Geology and history of the canyon
Geology and history of the canyon
Layer upon layer of different rocks, readily distinguished by colour and each with its own fossil record, recede down into the Grand Canyon and back through time. Although the strata at the riverbed are, at almost two billion years old, among the oldest exposed rocks on earth, however, the canyon itself has only formed in the last six million years, Experts cannot agree quite how that has happened, because the Colorado actually cuts through the heart of an enormous hill (known to Native Americans as the Kaibab, “the mountain with no peak”). The canyon’s fantastic sandstone and limestone formations were not literally carved by the river, however; they’re the result of erosion by wind and extreme cycles of heat and cold. These features were named – Brahma Temple, Vishnu Temple and so on – by Clarence Dutton, who wrote the first Geological Survey report on the canyon in 1881.

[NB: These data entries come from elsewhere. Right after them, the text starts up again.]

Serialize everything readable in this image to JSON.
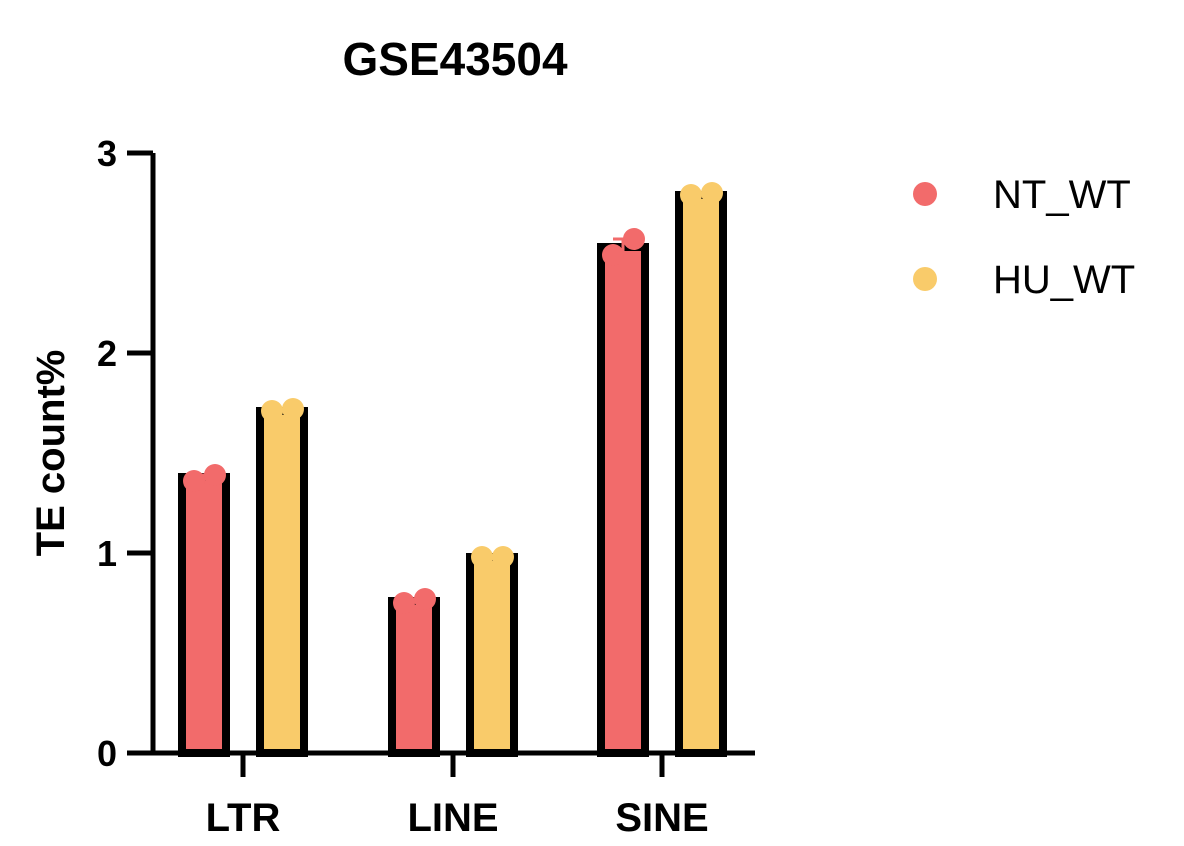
{
  "chart_data": {
    "type": "bar",
    "title": "GSE43504",
    "xlabel": "",
    "ylabel": "TE count%",
    "ylim": [
      0,
      3
    ],
    "yticks": [
      0,
      1,
      2,
      3
    ],
    "categories": [
      "LTR",
      "LINE",
      "SINE"
    ],
    "series": [
      {
        "name": "NT_WT",
        "color": "#F26B6B",
        "values": [
          1.38,
          0.76,
          2.53
        ],
        "points": [
          [
            1.36,
            1.39
          ],
          [
            0.75,
            0.77
          ],
          [
            2.49,
            2.57
          ]
        ]
      },
      {
        "name": "HU_WT",
        "color": "#F9CB6A",
        "values": [
          1.71,
          0.98,
          2.79
        ],
        "points": [
          [
            1.71,
            1.72
          ],
          [
            0.98,
            0.98
          ],
          [
            2.79,
            2.8
          ]
        ]
      }
    ],
    "legend_position": "right",
    "grid": false
  }
}
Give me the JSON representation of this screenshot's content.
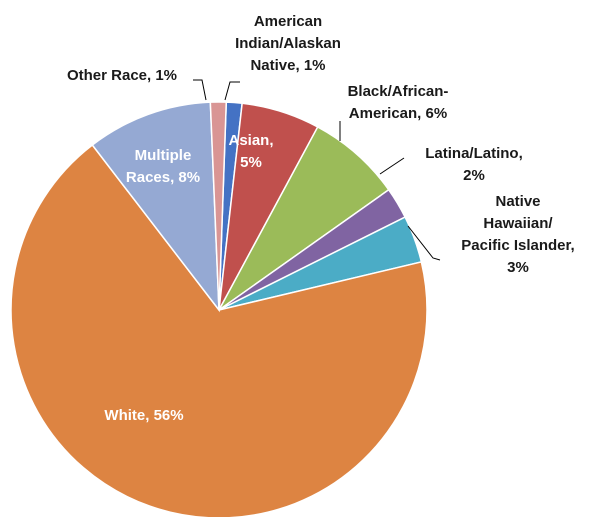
{
  "chart_data": {
    "type": "pie",
    "title": "",
    "slices": [
      {
        "label": "American Indian/Alaskan Native, 1%",
        "category": "American Indian/Alaskan Native",
        "value": 1,
        "color": "#4472C4"
      },
      {
        "label": "Asian, 5%",
        "category": "Asian",
        "value": 5,
        "color": "#C0504D"
      },
      {
        "label": "Black/African-American, 6%",
        "category": "Black/African-American",
        "value": 6,
        "color": "#9BBB59"
      },
      {
        "label": "Latina/Latino, 2%",
        "category": "Latina/Latino",
        "value": 2,
        "color": "#8064A2"
      },
      {
        "label": "Native Hawaiian/ Pacific Islander, 3%",
        "category": "Native Hawaiian/ Pacific Islander",
        "value": 3,
        "color": "#4BACC6"
      },
      {
        "label": "White, 56%",
        "category": "White",
        "value": 56,
        "color": "#DD8442"
      },
      {
        "label": "Multiple Races, 8%",
        "category": "Multiple Races",
        "value": 8,
        "color": "#95A9D3"
      },
      {
        "label": "Other Race, 1%",
        "category": "Other Race",
        "value": 1,
        "color": "#D99594"
      }
    ]
  }
}
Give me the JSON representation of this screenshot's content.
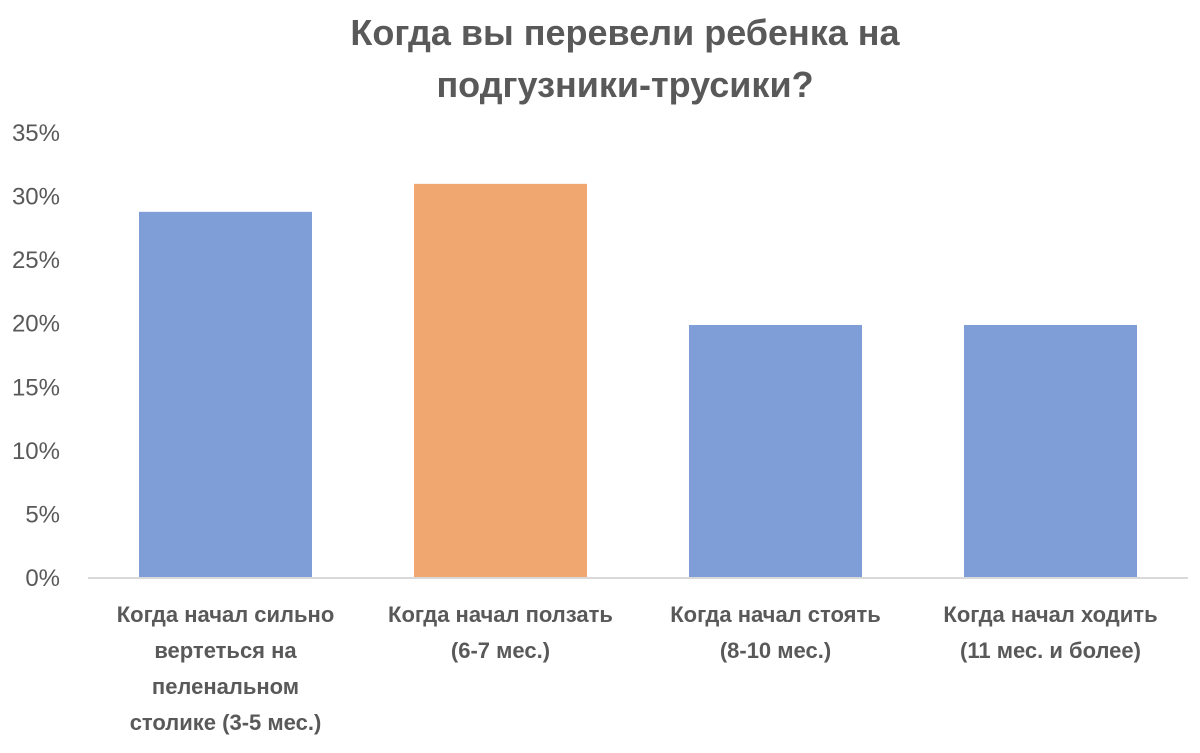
{
  "chart_data": {
    "type": "bar",
    "title": [
      "Когда вы перевели ребенка на",
      "подгузники-трусики?"
    ],
    "categories": [
      [
        "Когда начал сильно",
        "вертеться на",
        "пеленальном",
        "столике (3-5 мес.)"
      ],
      [
        "Когда начал ползать",
        "(6-7 мес.)"
      ],
      [
        "Когда начал стоять",
        "(8-10 мес.)"
      ],
      [
        "Когда начал ходить",
        "(11 мес. и более)"
      ]
    ],
    "values": [
      28.8,
      31.0,
      19.9,
      19.9
    ],
    "colors": [
      "#7f9dd6",
      "#f0a770",
      "#7f9dd6",
      "#7f9dd6"
    ],
    "ylim": [
      0,
      35
    ],
    "yticks": [
      "0%",
      "5%",
      "10%",
      "15%",
      "20%",
      "25%",
      "30%",
      "35%"
    ],
    "yticks_values": [
      0,
      5,
      10,
      15,
      20,
      25,
      30,
      35
    ],
    "xlabel": "",
    "ylabel": "",
    "grid": false,
    "axis_color": "#d9d9d9"
  }
}
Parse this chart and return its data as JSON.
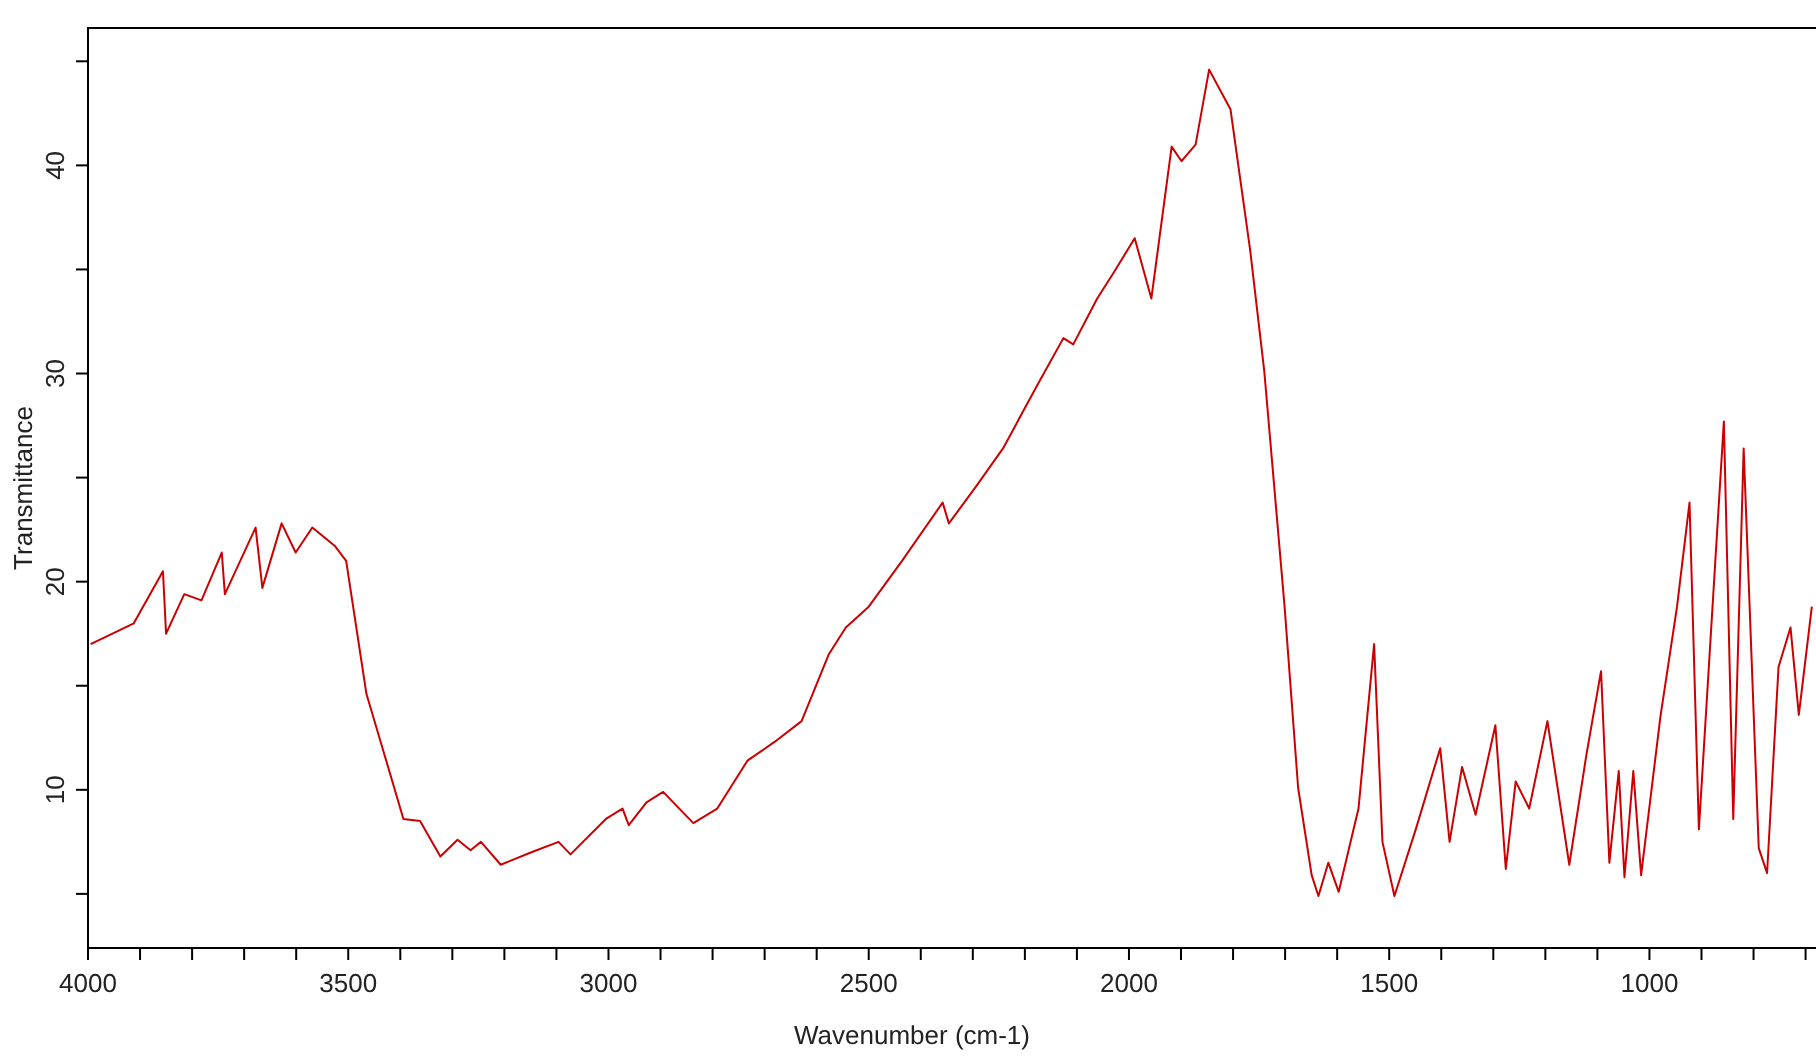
{
  "chart_data": {
    "type": "line",
    "xlabel": "Wavenumber (cm-1)",
    "ylabel": "Transmittance",
    "xlim": [
      4000,
      680
    ],
    "ylim": [
      2.4,
      46.6
    ],
    "xticks": [
      4000,
      {
        "value": 3900,
        "label": null
      },
      {
        "value": 3800,
        "label": null
      },
      {
        "value": 3700,
        "label": null
      },
      {
        "value": 3600,
        "label": null
      },
      3500,
      {
        "value": 3400,
        "label": null
      },
      {
        "value": 3300,
        "label": null
      },
      {
        "value": 3200,
        "label": null
      },
      {
        "value": 3100,
        "label": null
      },
      3000,
      {
        "value": 2900,
        "label": null
      },
      {
        "value": 2800,
        "label": null
      },
      {
        "value": 2700,
        "label": null
      },
      {
        "value": 2600,
        "label": null
      },
      2500,
      {
        "value": 2400,
        "label": null
      },
      {
        "value": 2300,
        "label": null
      },
      {
        "value": 2200,
        "label": null
      },
      {
        "value": 2100,
        "label": null
      },
      2000,
      {
        "value": 1900,
        "label": null
      },
      {
        "value": 1800,
        "label": null
      },
      {
        "value": 1700,
        "label": null
      },
      {
        "value": 1600,
        "label": null
      },
      1500,
      {
        "value": 1400,
        "label": null
      },
      {
        "value": 1300,
        "label": null
      },
      {
        "value": 1200,
        "label": null
      },
      {
        "value": 1100,
        "label": null
      },
      1000,
      {
        "value": 900,
        "label": null
      },
      {
        "value": 800,
        "label": null
      },
      {
        "value": 700,
        "label": null
      }
    ],
    "yticks": [
      {
        "value": 5,
        "label": null
      },
      10,
      {
        "value": 15,
        "label": null
      },
      20,
      {
        "value": 25,
        "label": null
      },
      30,
      {
        "value": 35,
        "label": null
      },
      40,
      {
        "value": 45,
        "label": null
      }
    ],
    "grid": false,
    "marker": "none",
    "line_style": "solid",
    "series": [
      {
        "color": "#cc0000",
        "x": [
          3995,
          3912,
          3856,
          3850,
          3815,
          3782,
          3743,
          3737,
          3678,
          3665,
          3628,
          3601,
          3569,
          3525,
          3504,
          3465,
          3427,
          3394,
          3362,
          3323,
          3290,
          3265,
          3245,
          3207,
          3148,
          3096,
          3073,
          3005,
          2973,
          2961,
          2927,
          2895,
          2837,
          2791,
          2733,
          2681,
          2629,
          2577,
          2544,
          2500,
          2436,
          2358,
          2346,
          2293,
          2242,
          2177,
          2126,
          2107,
          2061,
          2028,
          1989,
          1957,
          1918,
          1899,
          1872,
          1846,
          1805,
          1767,
          1740,
          1701,
          1675,
          1649,
          1636,
          1617,
          1597,
          1559,
          1529,
          1513,
          1490,
          1449,
          1402,
          1384,
          1360,
          1334,
          1296,
          1276,
          1257,
          1231,
          1196,
          1154,
          1121,
          1093,
          1077,
          1059,
          1048,
          1031,
          1016,
          979,
          947,
          923,
          905,
          857,
          839,
          819,
          790,
          774,
          752,
          729,
          713,
          688
        ],
        "values": [
          17.0,
          18.0,
          20.5,
          17.5,
          19.4,
          19.1,
          21.4,
          19.4,
          22.6,
          19.7,
          22.8,
          21.4,
          22.6,
          21.7,
          21.0,
          14.6,
          11.4,
          8.6,
          8.5,
          6.8,
          7.6,
          7.1,
          7.5,
          6.4,
          7.0,
          7.5,
          6.9,
          8.6,
          9.1,
          8.3,
          9.4,
          9.9,
          8.4,
          9.1,
          11.4,
          12.3,
          13.3,
          16.5,
          17.8,
          18.8,
          21.0,
          23.8,
          22.8,
          24.6,
          26.4,
          29.4,
          31.7,
          31.4,
          33.6,
          34.9,
          36.5,
          33.6,
          40.9,
          40.2,
          41.0,
          44.6,
          42.7,
          35.9,
          30.1,
          18.8,
          10.1,
          5.9,
          4.9,
          6.5,
          5.1,
          9.1,
          17.0,
          7.5,
          4.9,
          8.1,
          12.0,
          7.5,
          11.1,
          8.8,
          13.1,
          6.2,
          10.4,
          9.1,
          13.3,
          6.4,
          11.7,
          15.7,
          6.5,
          10.9,
          5.8,
          10.9,
          5.9,
          13.5,
          18.8,
          23.8,
          8.1,
          27.7,
          8.6,
          26.4,
          7.2,
          6.0,
          15.9,
          17.8,
          13.6,
          18.8
        ]
      }
    ]
  }
}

While it may look forbidding, the Grand Canyon is not a dead place. All sorts of desert wildlife survive here – sheep and rabbits, eagles and vultures, mountain lions and, of course, spiders, scorpions and snakes. Humans have never been present on any great scale, but signs have been found of habitation as early as 2000 BC and the Ancestral Puebloans were certainly here later on. A party of Spaniards passed through in 1540 and a Father Garcés spent some time with the Havasupai in 1776, but John Wesley Powell’s expeditions along the fearsome uncharted waters of the Colorado in 1869 and 1871–72 really brought the canyon to public attention. Entrepreneurs made a few abortive attempts to mine different areas, then realized that facilities for tourism were a far more lucrative investment. With the exception of the Native American reservations, the Grand Canyon is now run exclusively for the benefit of visitors, although as recently as 1963 there were proposals to dam the Colorado and flood 150 miles of the Canyon and the Glen Canyon dam has seriously affected the ecology downstream.